THEY are both known as conservatives and were pioneers in the economic analysis of the law. Each is a past president of the American Law and Economics Association. They have written papers together and teach at the University of Chicago law school while serving as judges of the United States Court of Appeals for the Seventh Circuit, to which each was appointed by President Ronald Reagan.
One academic study found the two judges, Richard A. Posner and Frank H. Easterbrook, were the circuit court judges most often quoted by other judges. A 2001 poll of Legal Affairs Magazine readers listed them among the 20 most influential legal thinkers in the country. Only one other circuit court judge made the list.
But now they have parted ways on a dispute involving what the courts should do about high pay for the investment managers of mutual funds.
In a vigorous dissent, Judge Posner criticized the “one-sided character of the panel’s analysis” in a major decision by Judge Easterbrook, which said fund directors, also called trustees, should have the final say on pay for managers.
“The trustees (and in the end investors, who vote with their feet and dollars), rather than a judge or jury, determine how much advisory services are worth,” Judge Easterbrook wrote.
To Judge Posner, that analysis was naïve.
“Competition in product and capital markets can’t be counted on to solve the problem because the same structure of incentives operates on all large corporations and similar entities, including mutual funds,” he said. “Mutual funds are a component of the financial services industry, where abuses have been rampant.”
Judge Posner issued his comments last week in a futile effort to get the entire Seventh Circuit to consider the case, rather than allow the decision by Judge Easterbrook and two colleagues to stand. One of the 11 judges recused himself, and the others split 5 to 5 on the question. Without a majority vote, the original opinion stood.
At issue is a section of the law passed by Congress in 1970, which provides that fund managers have a “fiduciary duty with respect to compensation for services,” and gives shareholders the right to go to court and argue that fees are excessive.
Until now, the dominant precedent on that issue was a 1982 ruling by the Second Circuit in a case known by the name of the plaintiff, Irving L. Gartenberg. That ruling stated that a fee could be deemed excessive if it was “so disproportionately large that it bears no reasonable relationship to the services rendered and could not have been the product of arm’s-length bargaining.”
Judge Posner complained that although the Easterbrook opinion did not precisely say it was rejecting the Gartenberg precedent, that was what it did, and that Judge Easterbrook had violated a Seventh Circuit rule requiring that such an opinion be sent to all circuit judges before its release.
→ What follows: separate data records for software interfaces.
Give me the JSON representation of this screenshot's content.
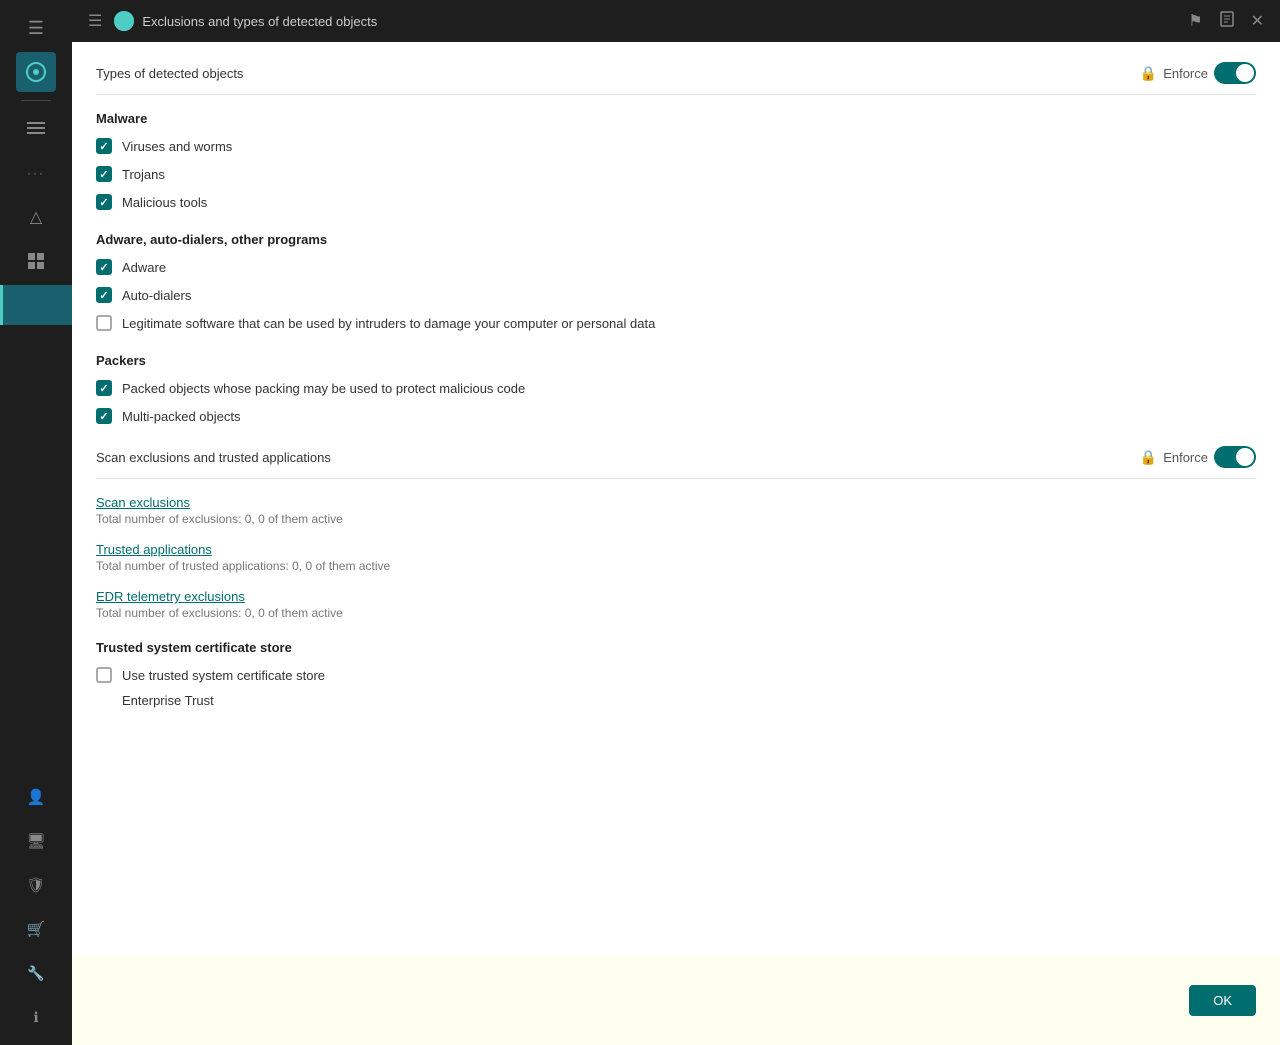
{
  "titleBar": {
    "title": "Exclusions and types of detected objects",
    "menuIcon": "☰",
    "appIcon": "K",
    "flagIcon": "⚑",
    "bookIcon": "📖",
    "closeIcon": "✕"
  },
  "sidebar": {
    "icons": [
      {
        "name": "menu-icon",
        "symbol": "☰",
        "active": false
      },
      {
        "name": "dashboard-icon",
        "symbol": "⊙",
        "active": true
      },
      {
        "name": "divider1",
        "type": "divider"
      },
      {
        "name": "list-icon",
        "symbol": "≡",
        "active": false
      },
      {
        "name": "dots-icon",
        "symbol": "⋯",
        "active": false
      },
      {
        "name": "warning-icon",
        "symbol": "△",
        "active": false
      },
      {
        "name": "table-icon",
        "symbol": "⊞",
        "active": false
      },
      {
        "name": "active-item",
        "symbol": "",
        "active": true
      }
    ],
    "bottomIcons": [
      {
        "name": "user-icon",
        "symbol": "👤"
      },
      {
        "name": "device-icon",
        "symbol": "🖥"
      },
      {
        "name": "shield-icon",
        "symbol": "🛡"
      },
      {
        "name": "cart-icon",
        "symbol": "🛒"
      },
      {
        "name": "wrench-icon",
        "symbol": "🔧"
      },
      {
        "name": "info-icon",
        "symbol": "ℹ"
      }
    ]
  },
  "sections": {
    "typesOfDetectedObjects": {
      "title": "Types of detected objects",
      "enforceLabel": "Enforce",
      "enforceEnabled": true
    },
    "malware": {
      "label": "Malware",
      "items": [
        {
          "id": "viruses",
          "label": "Viruses and worms",
          "checked": true
        },
        {
          "id": "trojans",
          "label": "Trojans",
          "checked": true
        },
        {
          "id": "malicious-tools",
          "label": "Malicious tools",
          "checked": true
        }
      ]
    },
    "adware": {
      "label": "Adware, auto-dialers, other programs",
      "items": [
        {
          "id": "adware",
          "label": "Adware",
          "checked": true
        },
        {
          "id": "auto-dialers",
          "label": "Auto-dialers",
          "checked": true
        },
        {
          "id": "legitimate-software",
          "label": "Legitimate software that can be used by intruders to damage your computer or personal data",
          "checked": false
        }
      ]
    },
    "packers": {
      "label": "Packers",
      "items": [
        {
          "id": "packed-objects",
          "label": "Packed objects whose packing may be used to protect malicious code",
          "checked": true
        },
        {
          "id": "multi-packed",
          "label": "Multi-packed objects",
          "checked": true
        }
      ]
    },
    "scanExclusions": {
      "title": "Scan exclusions and trusted applications",
      "enforceLabel": "Enforce",
      "enforceEnabled": true
    },
    "links": [
      {
        "id": "scan-exclusions",
        "linkText": "Scan exclusions",
        "description": "Total number of exclusions: 0, 0 of them active"
      },
      {
        "id": "trusted-applications",
        "linkText": "Trusted applications",
        "description": "Total number of trusted applications: 0, 0 of them active"
      },
      {
        "id": "edr-telemetry",
        "linkText": "EDR telemetry exclusions",
        "description": "Total number of exclusions: 0, 0 of them active"
      }
    ],
    "trustedCertStore": {
      "label": "Trusted system certificate store",
      "items": [
        {
          "id": "use-trusted-cert",
          "label": "Use trusted system certificate store",
          "checked": false
        }
      ],
      "enterpriseTrust": "Enterprise Trust"
    }
  },
  "footer": {
    "okLabel": "OK"
  }
}
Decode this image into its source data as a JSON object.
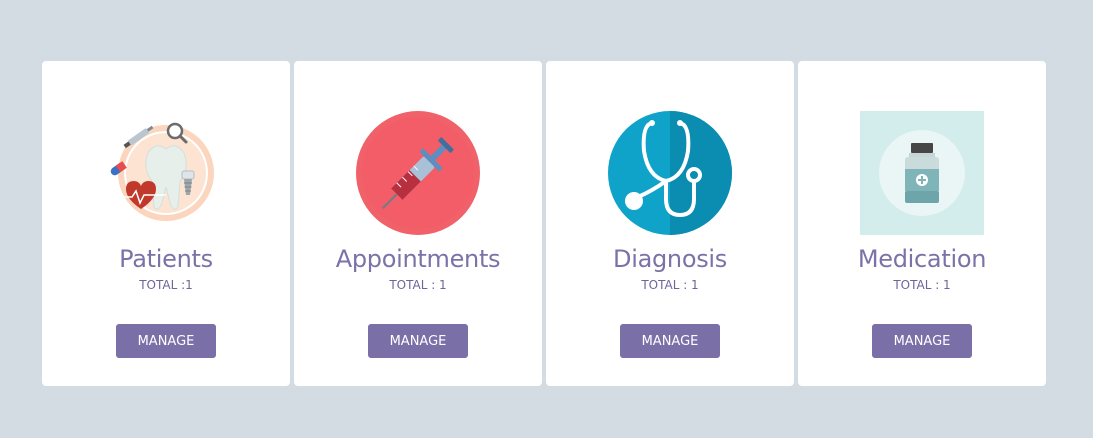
{
  "cards": [
    {
      "title": "Patients",
      "total": "TOTAL :1",
      "button": "MANAGE",
      "icon": "tooth-dental-icon"
    },
    {
      "title": "Appointments",
      "total": "TOTAL : 1",
      "button": "MANAGE",
      "icon": "syringe-icon"
    },
    {
      "title": "Diagnosis",
      "total": "TOTAL : 1",
      "button": "MANAGE",
      "icon": "stethoscope-icon"
    },
    {
      "title": "Medication",
      "total": "TOTAL : 1",
      "button": "MANAGE",
      "icon": "medicine-bottle-icon"
    }
  ],
  "colors": {
    "background": "#d3dbe3",
    "card": "#ffffff",
    "accent": "#7b6fa8",
    "title": "#7b72a8"
  }
}
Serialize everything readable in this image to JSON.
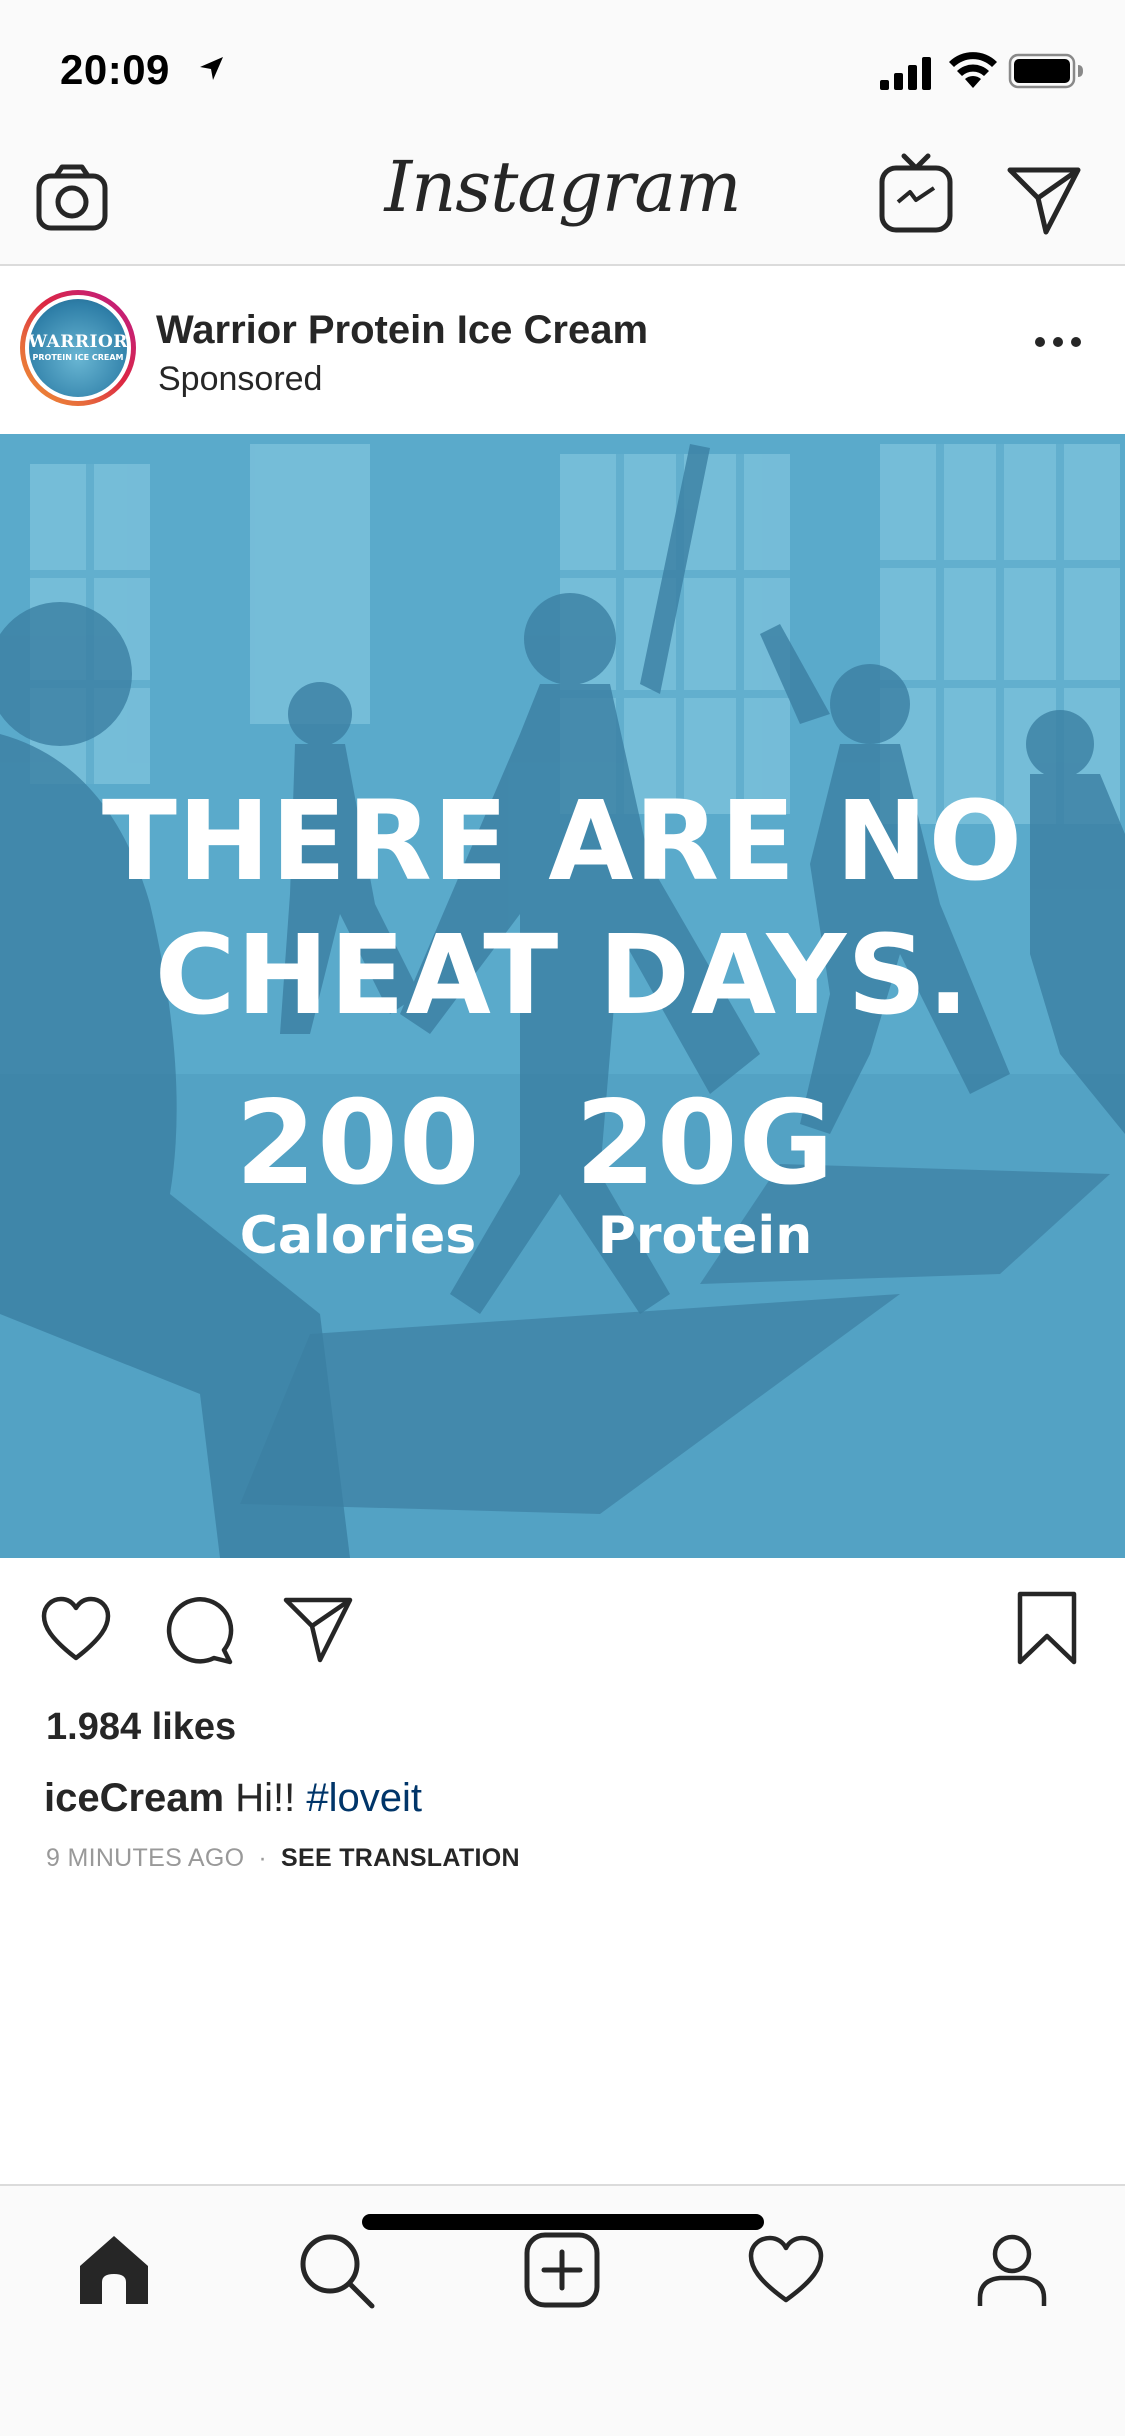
{
  "status_bar": {
    "time": "20:09"
  },
  "nav": {
    "brand": "Instagram"
  },
  "post": {
    "account_name": "Warrior Protein Ice Cream",
    "subtitle": "Sponsored",
    "avatar_text_top": "WARRIOR",
    "avatar_text_bottom": "PROTEIN ICE CREAM",
    "image": {
      "headline_line1": "THERE ARE NO",
      "headline_line2": "CHEAT DAYS.",
      "stat1_value": "200",
      "stat1_label": "Calories",
      "stat2_value": "20G",
      "stat2_label": "Protein",
      "tint_color": "#5aaacb"
    },
    "likes": "1.984 likes",
    "caption_user": "iceCream",
    "caption_text": "Hi!!",
    "caption_hashtag": "#loveit",
    "time_ago": "9 MINUTES AGO",
    "see_translation": "SEE TRANSLATION"
  },
  "colors": {
    "text": "#262626",
    "hashtag": "#003569",
    "muted": "#999999",
    "bar_bg": "#fafafa"
  }
}
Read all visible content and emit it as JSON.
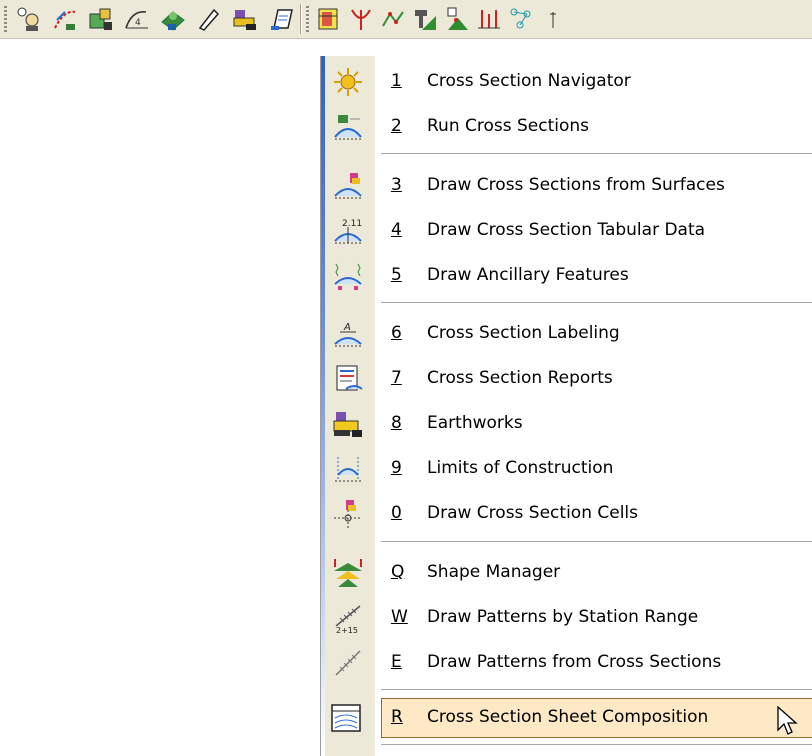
{
  "toolbar": {
    "icons_group1": [
      "survey-icon",
      "alignment-icon",
      "roadway-icon",
      "profile-icon",
      "surface-icon",
      "pen-icon",
      "earthworks-icon",
      "notes-icon"
    ],
    "icons_group2": [
      "table-icon",
      "interchange-icon",
      "figure-icon",
      "pin-icon",
      "grid-icon",
      "elevation-icon",
      "network-icon"
    ]
  },
  "menu": {
    "items": [
      {
        "key": "1",
        "label": "Cross Section Navigator",
        "icon": "navigator-icon"
      },
      {
        "key": "2",
        "label": "Run Cross Sections",
        "icon": "run-cross-sections-icon"
      },
      {
        "key": "3",
        "label": "Draw Cross Sections from Surfaces",
        "icon": "draw-from-surfaces-icon"
      },
      {
        "key": "4",
        "label": "Draw Cross Section Tabular Data",
        "icon": "tabular-data-icon"
      },
      {
        "key": "5",
        "label": "Draw Ancillary Features",
        "icon": "ancillary-features-icon"
      },
      {
        "key": "6",
        "label": "Cross Section Labeling",
        "icon": "labeling-icon"
      },
      {
        "key": "7",
        "label": "Cross Section Reports",
        "icon": "reports-icon"
      },
      {
        "key": "8",
        "label": "Earthworks",
        "icon": "earthworks-icon"
      },
      {
        "key": "9",
        "label": "Limits of Construction",
        "icon": "limits-icon"
      },
      {
        "key": "0",
        "label": "Draw Cross Section Cells",
        "icon": "cells-icon"
      },
      {
        "key": "Q",
        "label": "Shape Manager",
        "icon": "shape-manager-icon"
      },
      {
        "key": "W",
        "label": "Draw Patterns by Station Range",
        "icon": "patterns-station-icon"
      },
      {
        "key": "E",
        "label": "Draw Patterns from Cross Sections",
        "icon": "patterns-cross-icon"
      },
      {
        "key": "R",
        "label": "Cross Section Sheet Composition",
        "icon": "sheet-composition-icon"
      }
    ],
    "highlighted_index": 13,
    "colors": {
      "highlight_bg": "#fde9c6",
      "highlight_border": "#9c6a2a"
    }
  }
}
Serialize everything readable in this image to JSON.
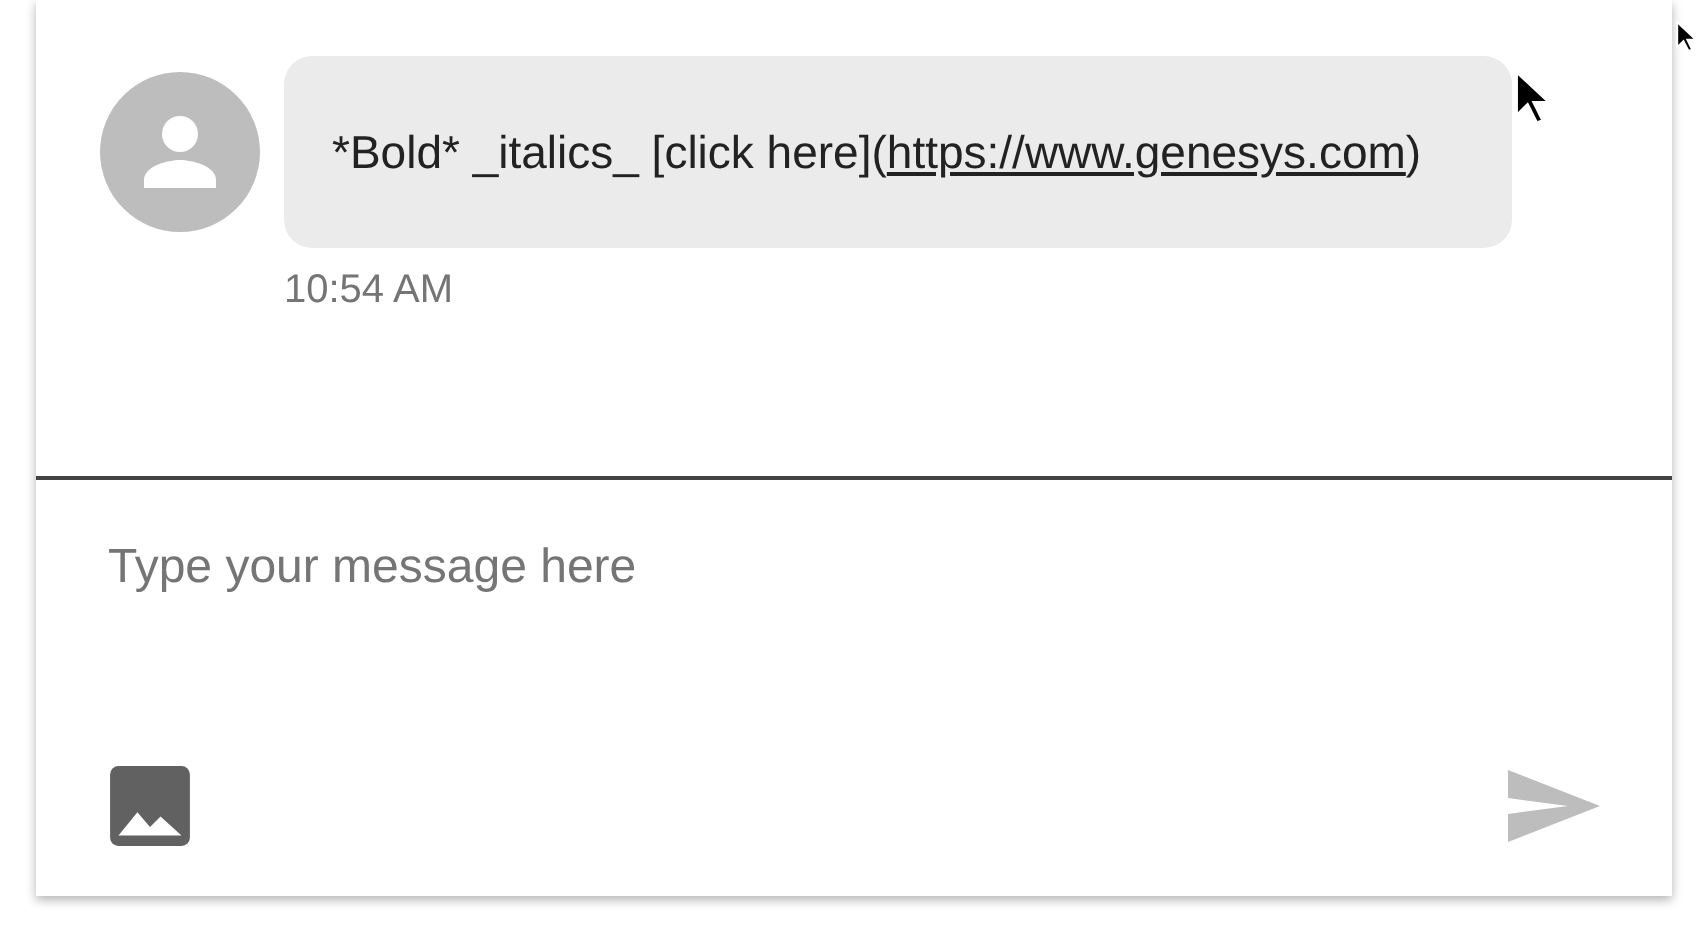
{
  "messages": [
    {
      "text_before": "*Bold* _italics_ [click here](",
      "link": "https://www.genesys.com",
      "text_after": ")",
      "time": "10:54 AM"
    }
  ],
  "composer": {
    "placeholder": "Type your message here",
    "send_disabled": true
  }
}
The Easterbrook opinion relied in part on what it called a “a recent, careful study” study written by two academics, John C. Coates, a Harvard professor of law and economics, and R. Glenn Hubbard, the dean of Columbia Business School and a former chairman of President Bush’s Council of Economic Advisers.
That study, which was financed in part by the Investment Company Institute, a mutual fund trade group, concluded, Judge Easterbrook wrote, “that thousands of mutual funds are plenty, that investors can and do protect their interests by shopping, and that regulating advisory fees through litigation is unlikely to do more good than harm.”
Judge Posner, in his dissent, said that even the Coates and Hubbard study “explicitly approves Gartenberg.” But he also said there was more evidence of abusive behavior on Wall Street than there was when their article was written in August 2007. He pointed to a May 2008 study by Camelia M. Kuhnen, an assistant professor of finance at Northwestern, which found evidence that connections between fund directors and managers “foster favoritism, to the detriment of investors.”
Judge Posner added, “The panel bases its rejection of Gartenberg mainly on an economic analysis that is ripe for re-examination on the basis of growing indications that executive compensation in large publicly traded firms often is excessive because of the feeble incentives of boards of directors to police compensation.”
In the case decided by the appellate court, against Harris Associates, the managers of the Oakmark family of funds, the plaintiff, Jerry N. Jones, argued that the courts should consider evidence that Oakmont charges much more to the mutual funds than it charges to manage similar portfolios for institutional investors.
Judge Easterbrook rejected that comparison, saying that the courts should rely on competition to keep fees reasonable and that there were many possible reasons for the difference, like differing demands on managers’ time.
Judge Posner was unimpressed, quoting a study that concluded the difference existed because there was real competition in the institutional market but that mutual funds were captives of their managers, who normally start the funds and sell them to investors.
“The panel opinion throws out some suggestions on why this difference may be justified,” Judge Posner wrote, “but the suggestions are offered purely as speculation, rather than anything having an evidentiary or empirical basis. And there is no doubt that the captive funds are indeed captive.”
James C. Bradley, a lawyer in South Carolina who brought the suit, said he would ask the Supreme Court to review the case. The dissent by Judge Posner, with his emphasis that there is now a split between circuit courts, reads almost like an appellate brief, and could help to get this issue before the Supreme Court.